The Open Graves, Open Minds: Vampires and the Undead in Modern Culture Research Project is led by Dr Sam George at the University of Hertfordshire, in collaboration with Dr Bill Hughes. The Open Graves, Open Minds project relates the undead in literature, art, and other media to questions concerning gender, technology, consumption, and social change, and was initiated by a prominent and exciting conference in April 2010.
The project has generated a series of events, publications, and inspiring discussions.
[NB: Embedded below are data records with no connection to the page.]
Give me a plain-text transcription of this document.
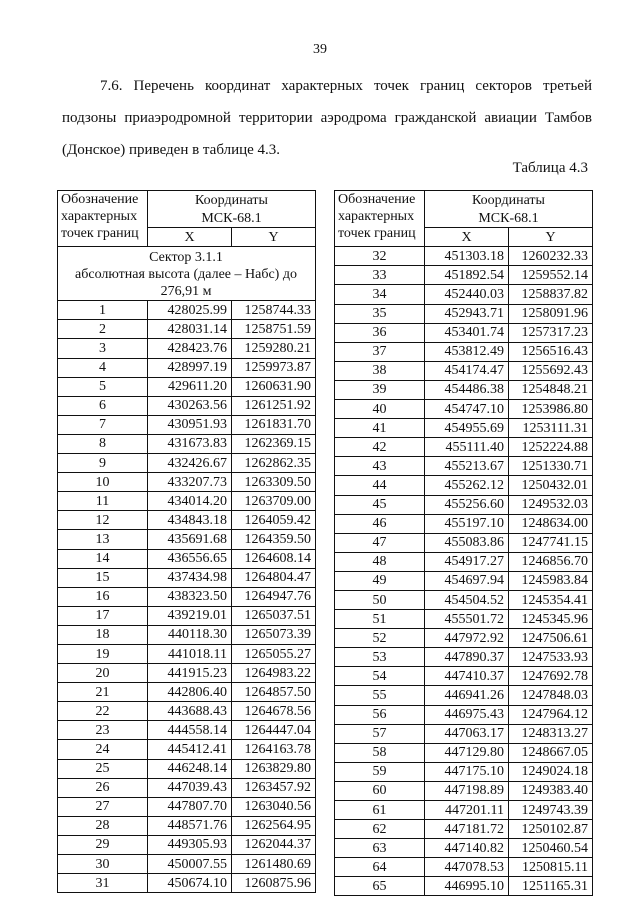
39
7.6. Перечень координат характерных точек границ секторов третьей
подзоны приаэродромной территории аэродрома гражданской авиации Тамбов
(Донское) приведен в таблице 4.3.
Таблица 4.3
Обозначение
характерных
точек границ	Координаты	
	МСК-68.1	
	X	Y

Сектор 3.1.1
абсолютная высота (далее – Набс) до
276,91 м		

1	428025.99	1258744.33
2	428031.14	1258751.59
3	428423.76	1259280.21
4	428997.19	1259973.87
5	429611.20	1260631.90
6	430263.56	1261251.92
7	430951.93	1261831.70
8	431673.83	1262369.15
9	432426.67	1262862.35
10	433207.73	1263309.50
11	434014.20	1263709.00
12	434843.18	1264059.42
13	435691.68	1264359.50
14	436556.65	1264608.14
15	437434.98	1264804.47
16	438323.50	1264947.76
17	439219.01	1265037.51
18	440118.30	1265073.39
19	441018.11	1265055.27
20	441915.23	1264983.22
21	442806.40	1264857.50
22	443688.43	1264678.56
23	444558.14	1264447.04
24	445412.41	1264163.78
25	446248.14	1263829.80
26	447039.43	1263457.92
27	447807.70	1263040.56
28	448571.76	1262564.95
29	449305.93	1262044.37
30	450007.55	1261480.69
31	450674.10	1260875.96
Обозначение
характерных
точек границ	Координаты	
	МСК-68.1	
	X	Y
32	451303.18	1260232.33
33	451892.54	1259552.14
34	452440.03	1258837.82
35	452943.71	1258091.96
36	453401.74	1257317.23
37	453812.49	1256516.43
38	454174.47	1255692.43
39	454486.38	1254848.21
40	454747.10	1253986.80
41	454955.69	1253111.31
42	455111.40	1252224.88
43	455213.67	1251330.71
44	455262.12	1250432.01
45	455256.60	1249532.03
46	455197.10	1248634.00
47	455083.86	1247741.15
48	454917.27	1246856.70
49	454697.94	1245983.84
50	454504.52	1245354.41
51	455501.72	1245345.96
52	447972.92	1247506.61
53	447890.37	1247533.93
54	447410.37	1247692.78
55	446941.26	1247848.03
56	446975.43	1247964.12
57	447063.17	1248313.27
58	447129.80	1248667.05
59	447175.10	1249024.18
60	447198.89	1249383.40
61	447201.11	1249743.39
62	447181.72	1250102.87
63	447140.82	1250460.54
64	447078.53	1250815.11
65	446995.10	1251165.31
Select papers from the 2010 conference have appeared in a special edition of Gothic Studies (May 2013); other papers and specially commissioned chapters appear in a monograph, Open Graves, Open Minds: Representations of Vampires and the Undead from the Enlightenment to the Present (Manchester: MUP, 2013). Further publications will follow and more conferences are planned, including ‘The Company of Wolves’: Sociality, Animality, and Subjectivity in Literary and Cultural Narratives—Werewolves, Shapeshifters, and Feral Humans’—a conference to be held at UH in July 2015.
The founding OGOM researchers are:
- Stacey Abbott (vampires in film and TV)
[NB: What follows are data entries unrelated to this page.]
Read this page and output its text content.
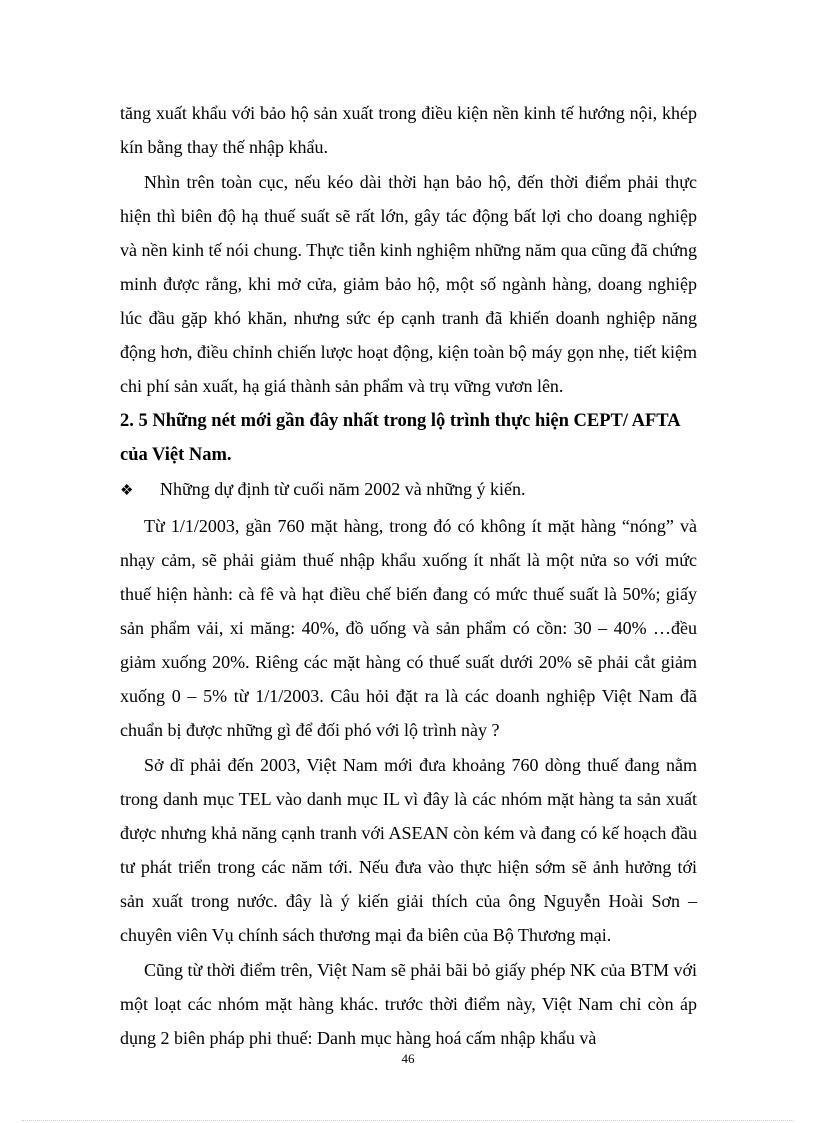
tăng xuất khẩu với bảo hộ sản xuất trong điều kiện nền kinh tế hướng nội, khép kín bằng thay thế nhập khẩu.

Nhìn trên toàn cục, nếu kéo dài thời hạn bảo hộ, đến thời điểm phải thực hiện thì biên độ hạ thuế suất sẽ rất lớn, gây tác động bất lợi cho doang nghiệp và nền kinh tế nói chung. Thực tiễn kinh nghiệm những năm qua cũng đã chứng minh được rằng, khi mở cửa, giảm bảo hộ, một số ngành hàng, doang nghiệp lúc đầu gặp khó khăn, nhưng sức ép cạnh tranh đã khiến doanh nghiệp năng động hơn, điều chỉnh chiến lược hoạt động, kiện toàn bộ máy gọn nhẹ, tiết kiệm chi phí sản xuất, hạ giá thành sản phẩm và trụ vững vươn lên.

2. 5 Những nét mới gần đây nhất trong lộ trình thực hiện CEPT/ AFTA của Việt Nam.

❖	Những dự định từ cuối năm 2002 và những ý kiến.

Từ 1/1/2003, gần 760 mặt hàng, trong đó có không ít mặt hàng “nóng” và nhạy cảm, sẽ phải giảm thuế nhập khẩu xuống ít nhất là một nửa so với mức thuế hiện hành: cà fê và hạt điều chế biến đang có mức thuế suất là 50%; giấy sản phẩm vải, xi măng: 40%, đồ uống và sản phẩm có cồn: 30 – 40% …đều giảm xuống 20%. Riêng các mặt hàng có thuế suất dưới 20% sẽ phải cắt giảm xuống 0 – 5% từ 1/1/2003. Câu hỏi đặt ra là các doanh nghiệp Việt Nam đã chuẩn bị được những gì để đối phó với lộ trình này ?

Sở dĩ phải đến 2003, Việt Nam mới đưa khoảng 760 dòng thuế đang nằm trong danh mục TEL vào danh mục IL vì đây là các nhóm mặt hàng ta sản xuất được nhưng khả năng cạnh tranh với ASEAN còn kém và đang có kế hoạch đầu tư phát triển trong các năm tới. Nếu đưa vào thực hiện sớm sẽ ảnh hưởng tới sản xuất trong nước. đây là ý kiến giải thích của ông Nguyễn Hoài Sơn – chuyên viên Vụ chính sách thương mại đa biên của Bộ Thương mại.

Cũng từ thời điểm trên, Việt Nam sẽ phải bãi bỏ giấy phép NK của BTM với một loạt các nhóm mặt hàng khác. trước thời điểm này, Việt Nam chỉ còn áp dụng 2 biên pháp phi thuế: Danh mục hàng hoá cấm nhập khẩu và

46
- Sam George (the literary vampire)
- Bill Hughes (the genre of paranormal romance)
- Marcus Sedgwick (writing vampire fiction)
- Catherine Spooner (contemporary Gothic culture)
- Ivan Phillips (undead interfaces)
And currently involved are two PhD research students whose research is funded by the generous bursary from the University of Hertfordshire:
- Kaja Franck (the werewolf in fiction from the nineteenth century to today)
- Matt Beresford (Polidori and the Byronic vampire)
We include with gratitude, too, the contributors to the journal and book, and all the presenters and attendees of the 2010 conference and the Bram Stoker centenary symposium of 2012.
Kaja and Matt currently host the UH Gothic Reading Group which meets fortnightly to discuss creative and critical works in the field; you can follow their activities on the blog here.
The Open Graves book, though of wider interest, serves as a reader for the MA module, ‘Reading the Vampire: Science, Sexuality and Alterity in Modern Culture’ which Sam has pioneered at the University of Hertfordshire and which is an integral part of the Project. You can view the course schedule for the introductory module here. For enquiries, please contact Dr Sam George directly on s.george@herts.ac.uk.
Graves open up, and ghastly but fascinating creatures of the imagination emerge, spurring creative and analytic responses of many kinds. As with Bram Stoker’s Van Helsing in Dracula, encounters with the Undead have facilitated, in Dr Seward’s words, ‘an absolutely open mind’. The phrase, ‘Open Graves, Open Minds’, which graces this project, appears in Daniel Waters‘s young adult novel, Generation Dead. Dan very kindly allowed us to use this slogan, which we found aptly witty and inspiring. Waters’s powerful, often very funny, and moving novel (and its sequels) dramatises with great intelligence many of the striking themes in fictions of the undead which have been explored throughout this project. We would very much like to recommend his work to you.